Uhl looked up at him and nodded.
"All goes well with you," Mercier said. It wasn't precisely a question.
"Best I can expect." Poor me. He didn't much like the business
they did together. He was, Mercier could see it in his face, reluctant,
and frightened. Maybe life had gone better with Mercier's predecessor, "Henri," Emile Bruner, now a full colonel and Mercier's superior
at the General Staff, but he doubted it. "Considering what I must do,"
Uhl added.
Mercier shrugged. What did he care? For him, best to be cold and
formal at agent meetings--they had a commercial arrangement;
friendship was not required. "What have you brought?"
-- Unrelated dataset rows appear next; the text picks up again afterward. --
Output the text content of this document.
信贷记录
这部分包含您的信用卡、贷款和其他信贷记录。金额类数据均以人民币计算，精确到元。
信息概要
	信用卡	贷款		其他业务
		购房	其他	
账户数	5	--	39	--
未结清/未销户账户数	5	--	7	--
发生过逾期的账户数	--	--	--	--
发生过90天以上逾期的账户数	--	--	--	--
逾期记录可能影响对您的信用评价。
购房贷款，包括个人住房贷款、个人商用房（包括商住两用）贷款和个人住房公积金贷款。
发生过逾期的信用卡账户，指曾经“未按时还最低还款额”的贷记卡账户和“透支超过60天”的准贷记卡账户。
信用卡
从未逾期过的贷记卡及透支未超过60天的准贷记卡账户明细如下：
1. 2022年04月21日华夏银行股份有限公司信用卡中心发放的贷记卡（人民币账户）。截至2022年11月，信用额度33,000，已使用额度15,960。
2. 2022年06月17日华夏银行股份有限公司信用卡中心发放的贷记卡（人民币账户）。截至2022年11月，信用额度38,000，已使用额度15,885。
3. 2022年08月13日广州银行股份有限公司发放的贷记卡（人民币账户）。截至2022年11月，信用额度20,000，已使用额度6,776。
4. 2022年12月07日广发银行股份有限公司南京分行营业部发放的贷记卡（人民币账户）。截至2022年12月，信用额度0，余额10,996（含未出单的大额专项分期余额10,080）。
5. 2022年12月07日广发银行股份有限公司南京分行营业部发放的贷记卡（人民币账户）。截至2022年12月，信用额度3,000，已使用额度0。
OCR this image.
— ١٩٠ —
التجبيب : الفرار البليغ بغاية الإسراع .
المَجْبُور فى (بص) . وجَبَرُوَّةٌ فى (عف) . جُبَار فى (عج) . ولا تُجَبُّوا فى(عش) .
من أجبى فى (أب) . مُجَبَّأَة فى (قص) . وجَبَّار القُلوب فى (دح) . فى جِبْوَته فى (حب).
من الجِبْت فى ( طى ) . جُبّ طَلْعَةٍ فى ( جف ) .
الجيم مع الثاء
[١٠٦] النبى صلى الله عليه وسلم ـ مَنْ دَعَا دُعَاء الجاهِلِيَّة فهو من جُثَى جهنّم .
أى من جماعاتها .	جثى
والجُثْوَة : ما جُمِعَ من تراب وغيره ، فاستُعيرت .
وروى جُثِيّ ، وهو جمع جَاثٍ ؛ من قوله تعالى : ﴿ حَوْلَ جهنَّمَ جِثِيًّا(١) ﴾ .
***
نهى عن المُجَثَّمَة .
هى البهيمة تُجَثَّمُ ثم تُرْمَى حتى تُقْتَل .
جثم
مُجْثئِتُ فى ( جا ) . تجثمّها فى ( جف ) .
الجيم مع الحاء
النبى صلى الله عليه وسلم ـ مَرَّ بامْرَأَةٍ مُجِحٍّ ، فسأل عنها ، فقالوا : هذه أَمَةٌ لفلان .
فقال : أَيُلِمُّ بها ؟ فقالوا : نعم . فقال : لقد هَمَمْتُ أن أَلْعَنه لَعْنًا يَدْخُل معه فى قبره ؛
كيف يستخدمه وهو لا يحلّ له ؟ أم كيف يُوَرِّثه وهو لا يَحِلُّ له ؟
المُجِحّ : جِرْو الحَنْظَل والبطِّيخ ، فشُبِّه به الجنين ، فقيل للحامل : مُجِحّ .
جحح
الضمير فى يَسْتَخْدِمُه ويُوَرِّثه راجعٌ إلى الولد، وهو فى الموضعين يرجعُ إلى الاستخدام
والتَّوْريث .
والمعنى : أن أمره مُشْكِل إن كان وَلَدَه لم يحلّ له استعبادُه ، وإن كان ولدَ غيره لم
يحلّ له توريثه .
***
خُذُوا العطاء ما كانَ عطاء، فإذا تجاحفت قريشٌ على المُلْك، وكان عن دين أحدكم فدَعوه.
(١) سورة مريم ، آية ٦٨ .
"We're retooling for the Ausf B." He meant the B version of the
Panzerkampfwagen 1, the Wehrmacht's battle tank. "I have the first
diagrams for the new turret."
"What's different?"
"It's a new design, from the Krupp works; the turret will now be
made to rotate, three hundred and sixty degrees, a hand traverse operated by the gunner."
"And the armour?"
"The same. Thirteen millimeters on the sides, eight millimeters on
the top of the turret, six millimeters on the top and bottom of the hull.
But now the plates are to be face-hardened--that means carbon
cementation, very expensive but the strength is greatly increased."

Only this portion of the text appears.